Но едва мы приняли решение, возмутилась Агна — она не желала бросать меня, и готова была служить кем угодно, лишь бы быть подле. В итоге было решено взять ее как камеристку и компаньонку.

Но все наши планы испортила погода. Дожди лили, не переставая, уже третью неделю. И если бы еще в первые две, мы, загрузив повозку, на пони выехали бы из усадьбы, то на третью рисковали увязнуть на дороге по ступицы. Уже давно все было собрано, а дождливая пелена затянула все холмы и словно цепная собака сторожила нас в Адольдаге, не давая и шагу ступить за пределы.
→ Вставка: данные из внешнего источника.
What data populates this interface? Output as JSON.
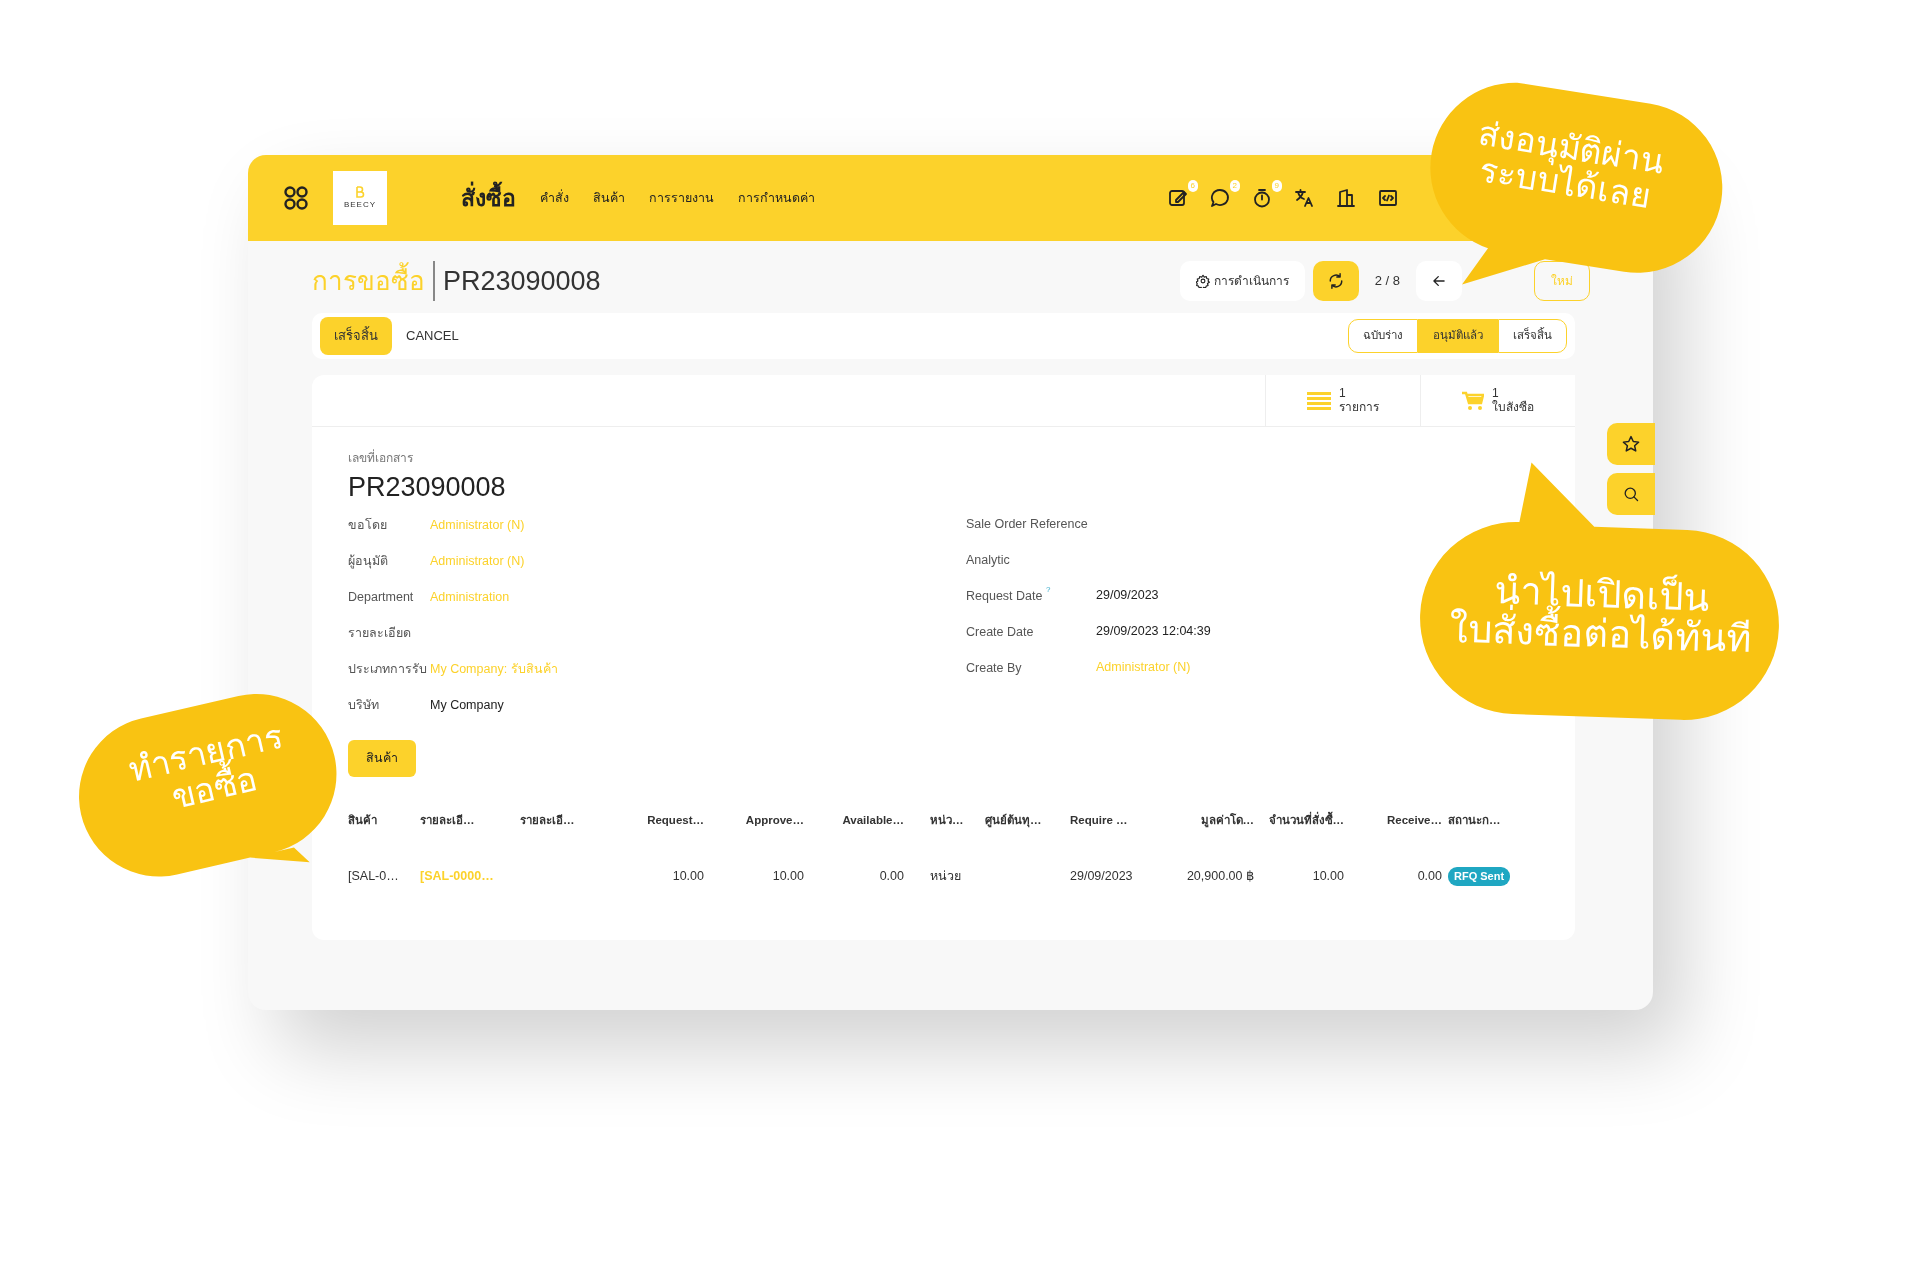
{
  "navbar": {
    "logo_text": "BEECY",
    "app_title": "สั่งซื้อ",
    "menu": [
      "คำสั่ง",
      "สินค้า",
      "การรายงาน",
      "การกำหนดค่า"
    ],
    "icons": [
      {
        "kind": "activity",
        "count": "6"
      },
      {
        "kind": "chat",
        "count": "2"
      },
      {
        "kind": "timer",
        "count": "9"
      },
      {
        "kind": "translate"
      },
      {
        "kind": "company"
      },
      {
        "kind": "code"
      }
    ]
  },
  "breadcrumb": {
    "parent": "การขอซื้อ",
    "current": "PR23090008"
  },
  "controls": {
    "action": "การดำเนินการ",
    "pager": "2 / 8",
    "new": "ใหม่"
  },
  "statusbar": {
    "buttons": [
      {
        "label": "เสร็จสิ้น",
        "kind": "primary"
      },
      {
        "label": "CANCEL",
        "kind": "secondary"
      }
    ],
    "stages": [
      {
        "label": "ฉบับร่าง",
        "selected": false
      },
      {
        "label": "อนุมัติแล้ว",
        "selected": true
      },
      {
        "label": "เสร็จสิ้น",
        "selected": false
      }
    ]
  },
  "smart_buttons": [
    {
      "kind": "list",
      "value": "1",
      "label": "รายการ"
    },
    {
      "kind": "cart",
      "value": "1",
      "label": "ใบสังซือ"
    }
  ],
  "form": {
    "doc_label": "เลขที่เอกสาร",
    "doc_number": "PR23090008",
    "left_fields": [
      {
        "label": "ขอโดย",
        "value": "Administrator (N)",
        "link": true
      },
      {
        "label": "ผู้อนุมัติ",
        "value": "Administrator (N)",
        "link": true
      },
      {
        "label": "Department",
        "value": "Administration",
        "link": true
      },
      {
        "label": "รายละเอียด"
      },
      {
        "label": "ประเภทการรับ",
        "value": "My Company: รับสินค้า",
        "link": true
      },
      {
        "label": "บริษัท",
        "value": "My Company",
        "link": false
      }
    ],
    "right_fields": [
      {
        "label": "Sale Order Reference"
      },
      {
        "label": "Analytic"
      },
      {
        "label": "Request Date",
        "help": "?",
        "value": "29/09/2023",
        "link": false
      },
      {
        "label": "Create Date",
        "value": "29/09/2023 12:04:39",
        "link": false
      },
      {
        "label": "Create By",
        "value": "Administrator (N)",
        "link": true
      }
    ]
  },
  "tabs": [
    {
      "label": "สินค้า",
      "selected": true
    }
  ],
  "table": {
    "columns": [
      {
        "label": "สินค้า",
        "numeric": false
      },
      {
        "label": "รายละเอี…",
        "numeric": false
      },
      {
        "label": "รายละเอี…",
        "numeric": false
      },
      {
        "label": "Request…",
        "numeric": true
      },
      {
        "label": "Approve…",
        "numeric": true
      },
      {
        "label": "Available…",
        "numeric": true
      },
      {
        "label": "หน่ว…",
        "numeric": false
      },
      {
        "label": "ศูนย์ต้นทุ…",
        "numeric": false
      },
      {
        "label": "Require …",
        "numeric": false
      },
      {
        "label": "มูลค่าโด…",
        "numeric": true
      },
      {
        "label": "จำนวนที่สั่งซื้…",
        "numeric": true
      },
      {
        "label": "Receive…",
        "numeric": true
      },
      {
        "label": "สถานะก…",
        "numeric": false
      }
    ],
    "rows": [
      {
        "cells": [
          {
            "kind": "text",
            "text": "[SAL-0…"
          },
          {
            "kind": "link",
            "text": "[SAL-0000…"
          },
          null,
          {
            "kind": "text",
            "text": "10.00"
          },
          {
            "kind": "text",
            "text": "10.00"
          },
          {
            "kind": "text",
            "text": "0.00"
          },
          {
            "kind": "text",
            "text": "หน่วย"
          },
          null,
          {
            "kind": "text",
            "text": "29/09/2023"
          },
          {
            "kind": "text",
            "text": "20,900.00 ฿"
          },
          {
            "kind": "text",
            "text": "10.00"
          },
          {
            "kind": "text",
            "text": "0.00"
          },
          {
            "kind": "badge",
            "text": "RFQ Sent"
          }
        ]
      }
    ]
  },
  "side_buttons": [
    {
      "kind": "star"
    },
    {
      "kind": "search"
    }
  ],
  "callouts": [
    {
      "lines": [
        "ส่งอนุมัติผ่าน",
        "ระบบได้เลย"
      ]
    },
    {
      "lines": [
        "นำไปเปิดเป็น",
        "ใบสั่งซื้อต่อได้ทันที"
      ]
    },
    {
      "lines": [
        "ทำรายการ",
        "ขอซื้อ"
      ]
    }
  ]
}
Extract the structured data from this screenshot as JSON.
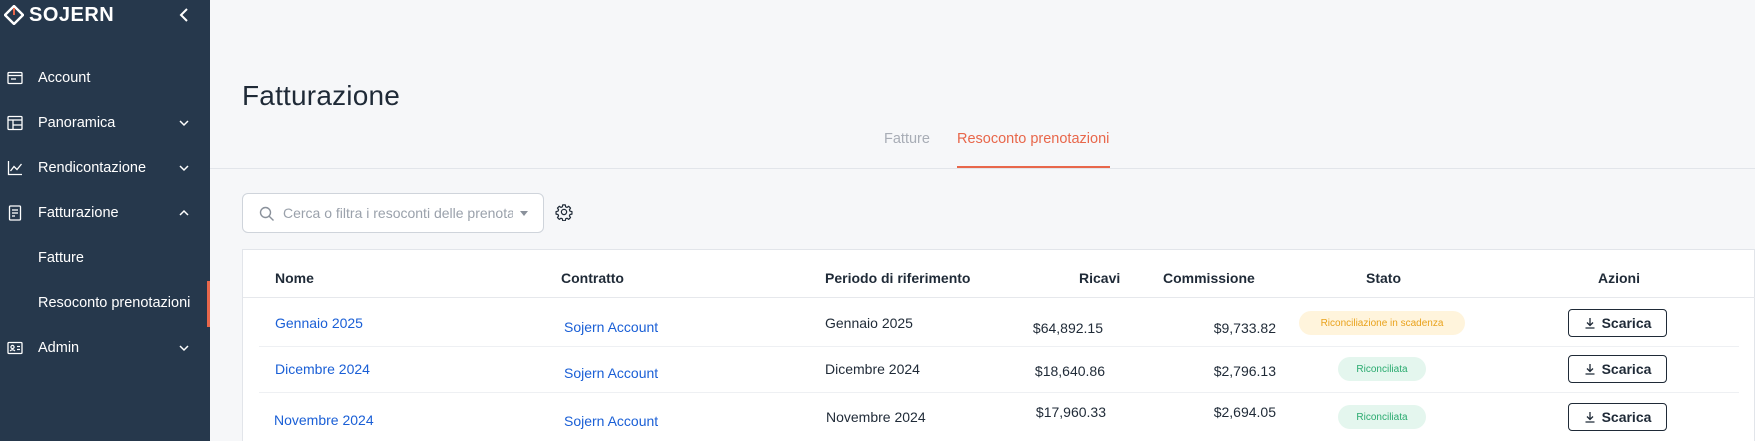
{
  "brand": {
    "name": "SOJERN",
    "accent": "#e8674b",
    "sidebar_bg": "#26384c"
  },
  "sidebar": {
    "collapse_icon": "chevron-left-icon",
    "items": [
      {
        "label": "Account",
        "icon": "account-card-icon"
      },
      {
        "label": "Panoramica",
        "icon": "dashboard-grid-icon",
        "chevron": "chevron-down-icon"
      },
      {
        "label": "Rendicontazione",
        "icon": "line-chart-icon",
        "chevron": "chevron-down-icon"
      },
      {
        "label": "Fatturazione",
        "icon": "receipt-icon",
        "chevron": "chevron-up-icon"
      },
      {
        "label": "Admin",
        "icon": "id-card-icon",
        "chevron": "chevron-down-icon"
      }
    ],
    "subitems": [
      {
        "label": "Fatture"
      },
      {
        "label": "Resoconto prenotazioni",
        "active": true
      }
    ]
  },
  "page": {
    "title": "Fatturazione"
  },
  "tabs": [
    {
      "label": "Fatture",
      "active": false
    },
    {
      "label": "Resoconto prenotazioni",
      "active": true
    }
  ],
  "search": {
    "placeholder": "Cerca o filtra i resoconti delle prenotazioni",
    "value": ""
  },
  "table": {
    "columns": [
      "Nome",
      "Contratto",
      "Periodo di riferimento",
      "Ricavi",
      "Commissione",
      "Stato",
      "Azioni"
    ],
    "rows": [
      {
        "name": "Gennaio 2025",
        "contract": "Sojern Account",
        "period": "Gennaio 2025",
        "revenue": "$64,892.15",
        "commission": "$9,733.82",
        "status": "Riconciliazione in scadenza",
        "status_type": "warn",
        "action": "Scarica"
      },
      {
        "name": "Dicembre 2024",
        "contract": "Sojern Account",
        "period": "Dicembre 2024",
        "revenue": "$18,640.86",
        "commission": "$2,796.13",
        "status": "Riconciliata",
        "status_type": "ok",
        "action": "Scarica"
      },
      {
        "name": "Novembre 2024",
        "contract": "Sojern Account",
        "period": "Novembre 2024",
        "revenue": "$17,960.33",
        "commission": "$2,694.05",
        "status": "Riconciliata",
        "status_type": "ok",
        "action": "Scarica"
      }
    ]
  }
}
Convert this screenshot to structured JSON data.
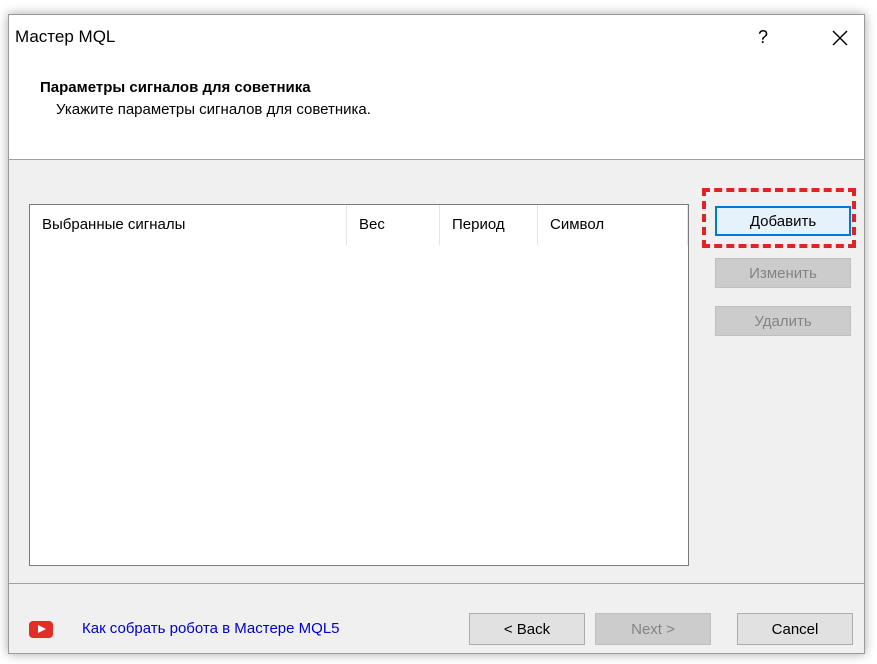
{
  "window": {
    "title": "Мастер MQL",
    "help_label": "?"
  },
  "header": {
    "title": "Параметры сигналов для советника",
    "subtitle": "Укажите параметры сигналов для советника."
  },
  "signals_table": {
    "columns": [
      "Выбранные сигналы",
      "Вес",
      "Период",
      "Символ"
    ],
    "rows": []
  },
  "side_buttons": {
    "add": "Добавить",
    "edit": "Изменить",
    "delete": "Удалить"
  },
  "footer": {
    "video_link": "Как собрать робота в Мастере MQL5",
    "back": "< Back",
    "next": "Next >",
    "cancel": "Cancel"
  },
  "colors": {
    "highlight": "#e02424",
    "link": "#0000cc",
    "youtube": "#e52d27",
    "focus": "#0078d7"
  },
  "icons": {
    "close": "close-icon",
    "video": "youtube-icon"
  }
}
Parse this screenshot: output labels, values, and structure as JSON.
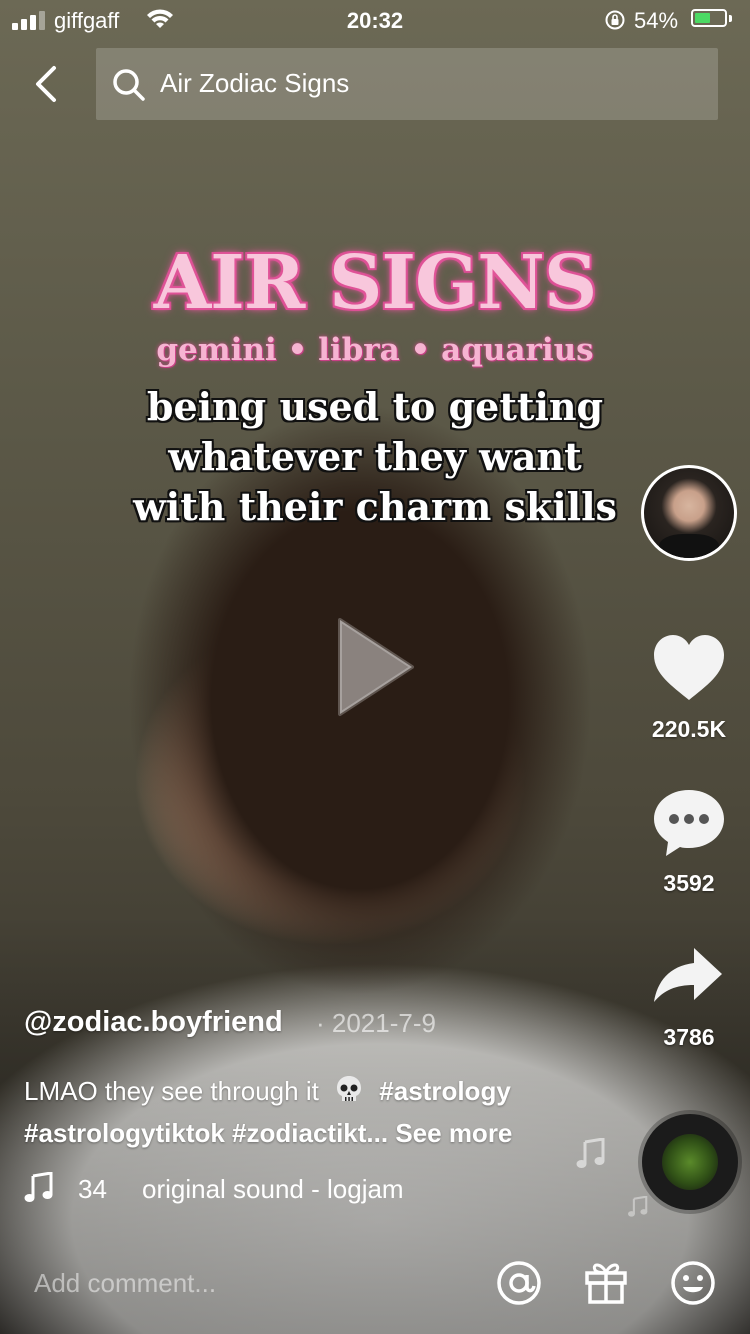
{
  "status_bar": {
    "carrier": "giffgaff",
    "time": "20:32",
    "battery_percent": "54%",
    "battery_level": 0.54,
    "battery_color": "#4cd964"
  },
  "header": {
    "back_icon": "chevron-left-icon",
    "search_icon": "search-icon",
    "search_query": "Air Zodiac Signs"
  },
  "video_overlay": {
    "headline": "AIR SIGNS",
    "subline": "gemini • libra • aquarius",
    "caption_lines": [
      "being used to getting",
      "whatever they want",
      "with their charm skills"
    ],
    "accent_pink": "#f8c7dc"
  },
  "right_rail": {
    "likes": "220.5K",
    "comments": "3592",
    "shares": "3786"
  },
  "post": {
    "username": "@zodiac.boyfriend",
    "date": "· 2021-7-9",
    "description_text": "LMAO they see through it",
    "description_emoji": "skull",
    "hashtag_1": "#astrology",
    "hashtags_line2": "#astrologytiktok #zodiactikt...",
    "see_more": "See more",
    "music_count": "34",
    "music_title": "original sound - logjam"
  },
  "comment_bar": {
    "placeholder": "Add comment...",
    "icons": [
      "at-icon",
      "gift-icon",
      "emoji-icon"
    ]
  }
}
Начало ноября встретило нас ясными утрами, и я воспрянула духом. Еще капельку, еще чуть-чуть и можно будет тронуться в путь. По ночам уже ударял морозец, и землю прихватывало ледком.

И вот ранним утром, пока земля была схвачена морозцем, и жидковатая грязь почти не расползалась под колесами и копытами пони, мы тронулись в путь. Пони катил тележку, наполненную самым необходимым, чтобы выжить в первое время, а мы вчетвером шли рядом с ней пешком, дружно перемешивая дорожную грязь, так и норовившую налипнуть на длинные подолы юбок.

Проводником у нас стал Питер: во-первых, как единственный мужчина среди трех женщин, а во-вторых — и это самое главное — как единственный из нас повидавший разные города. В юности ему пришлось постранствовать полтора года, и он более или менее знал, куда можно поехать.

На ночь остановились в небольшой деревушке в трактирчике (несмотря на то, что Адольдаг считался весьма глухим местом, в полудне пути верхом или дне пешком находился большой тракт, и все деревеньки стояще вдоль него как раз и кормились за счет дороги). Чтобы не оставлять явных следов, я представилась вдовой отставного секунд-лейтенанта сухопутных войск его величества, и сняла одну комнату на всех. Мы еще не знали, куда направимся, и пока лишь планировали добраться до Тосмута, где проведем несколько дней, а потом двинемся по торговому тракту куда-нибудь еще.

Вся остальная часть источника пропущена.